If you’re an entrepreneur it’s simple, get up, get outside and go for a walk, go to the gym, play a game, spend time with your kids. Getting your mind off a task while doing something else is always the easiest way to regain some energy. I mean how many times have so many of us lost something (anything) then spent almost 10 minutes (or more) searching for them before deciding to just go ahead and do something else. Then 5 or 10 seconds pass while you are doing something else and seemingly by magic your brain all of a sudden becomes clear, you retrace all of your steps and BOOM there are the keys, the tickets to the show, or whatever else you might have been looking for. The power of distraction is quite useful and often quite underutilized. If you think real hard I know that you can think of many times when distractions have been very useful in your life.
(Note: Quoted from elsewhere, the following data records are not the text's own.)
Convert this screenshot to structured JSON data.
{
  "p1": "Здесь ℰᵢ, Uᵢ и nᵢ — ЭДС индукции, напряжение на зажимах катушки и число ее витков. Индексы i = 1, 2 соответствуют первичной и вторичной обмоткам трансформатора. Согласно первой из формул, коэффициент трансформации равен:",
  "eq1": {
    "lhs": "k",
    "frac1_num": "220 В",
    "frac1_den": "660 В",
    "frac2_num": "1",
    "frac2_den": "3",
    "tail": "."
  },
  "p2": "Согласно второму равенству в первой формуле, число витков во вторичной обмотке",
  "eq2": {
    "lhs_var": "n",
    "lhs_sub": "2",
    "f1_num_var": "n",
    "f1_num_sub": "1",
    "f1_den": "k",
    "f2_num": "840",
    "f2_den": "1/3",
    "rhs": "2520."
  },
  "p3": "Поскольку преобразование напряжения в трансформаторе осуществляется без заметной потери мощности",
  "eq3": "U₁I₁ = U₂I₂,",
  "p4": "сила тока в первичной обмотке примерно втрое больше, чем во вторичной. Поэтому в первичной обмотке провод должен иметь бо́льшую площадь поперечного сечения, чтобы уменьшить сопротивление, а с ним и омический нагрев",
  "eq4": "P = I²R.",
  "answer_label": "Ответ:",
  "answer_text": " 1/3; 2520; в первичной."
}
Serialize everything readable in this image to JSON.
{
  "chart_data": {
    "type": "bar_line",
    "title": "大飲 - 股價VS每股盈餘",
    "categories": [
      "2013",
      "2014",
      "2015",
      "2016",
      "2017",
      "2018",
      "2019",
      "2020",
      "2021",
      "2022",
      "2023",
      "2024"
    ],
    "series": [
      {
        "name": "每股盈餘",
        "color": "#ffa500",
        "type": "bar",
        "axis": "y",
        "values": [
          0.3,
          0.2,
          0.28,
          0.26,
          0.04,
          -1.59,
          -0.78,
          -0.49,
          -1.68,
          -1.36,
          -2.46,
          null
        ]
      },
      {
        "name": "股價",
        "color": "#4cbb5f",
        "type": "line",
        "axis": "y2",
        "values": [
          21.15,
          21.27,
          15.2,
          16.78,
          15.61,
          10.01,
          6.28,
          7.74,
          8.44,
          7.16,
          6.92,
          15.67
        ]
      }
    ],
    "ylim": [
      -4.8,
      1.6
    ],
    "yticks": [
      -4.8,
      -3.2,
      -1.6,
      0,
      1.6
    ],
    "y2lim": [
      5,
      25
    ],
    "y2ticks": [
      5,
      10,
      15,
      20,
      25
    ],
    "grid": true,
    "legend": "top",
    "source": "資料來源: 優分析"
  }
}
So what happens when we are at work and we just don’t seem to be getting any work done? What happens when we lose our inspiration to move forward? Why do we all treat work like it is different? We have to get things done, even if we are drained, we have to clock in and clock out.
I won’t pretend to have the answer to everyone’s situation about their relationship with time and losing energy at work but what I do know about all of this is that for me I have developed a whole lot of respect for someone like Stefan Sagmeister. Stefan is someone who I think has figured “it” out.
How many of you are counting down the days until retirement? Well Stefan (and me by association) would say what the heck are you waiting for? Retire today. Retire again in 7 years. Then repeat that until you are ready to retire forever. Stefan has discovered the greatest distraction of all-an entire year free of work away from all things. Stefan’s argument (and yes I know he is self employed and obviously doing well for himself so it might be easier to say for him but I agree with the premise) is that if we could just step away for a while then our batteries will be refreshed. His case is specific to design in that he says his designs begin to merge together after 7 years of constant work (of course this happens without him even knowing). He noted that when his designs got too similar that it was time for him to simply shut down the shop and walk away. He needed to walk away for his brain to percolate, to grow new ideas, to become fresh once again. Watch what else he has to say about how we work and energize ourselves:
We are trained our whole lives to value time, that time is the most precious thing any of us have. Being on time is important, getting things done is important. But if time is really important to us then we must not ever forget that we are owed time as well. Time can be your friend or time can be your enemy.
How do you treat time? How does your work treat time? Is this a discussion we need to have more vigorously with those that we work with and those we work for?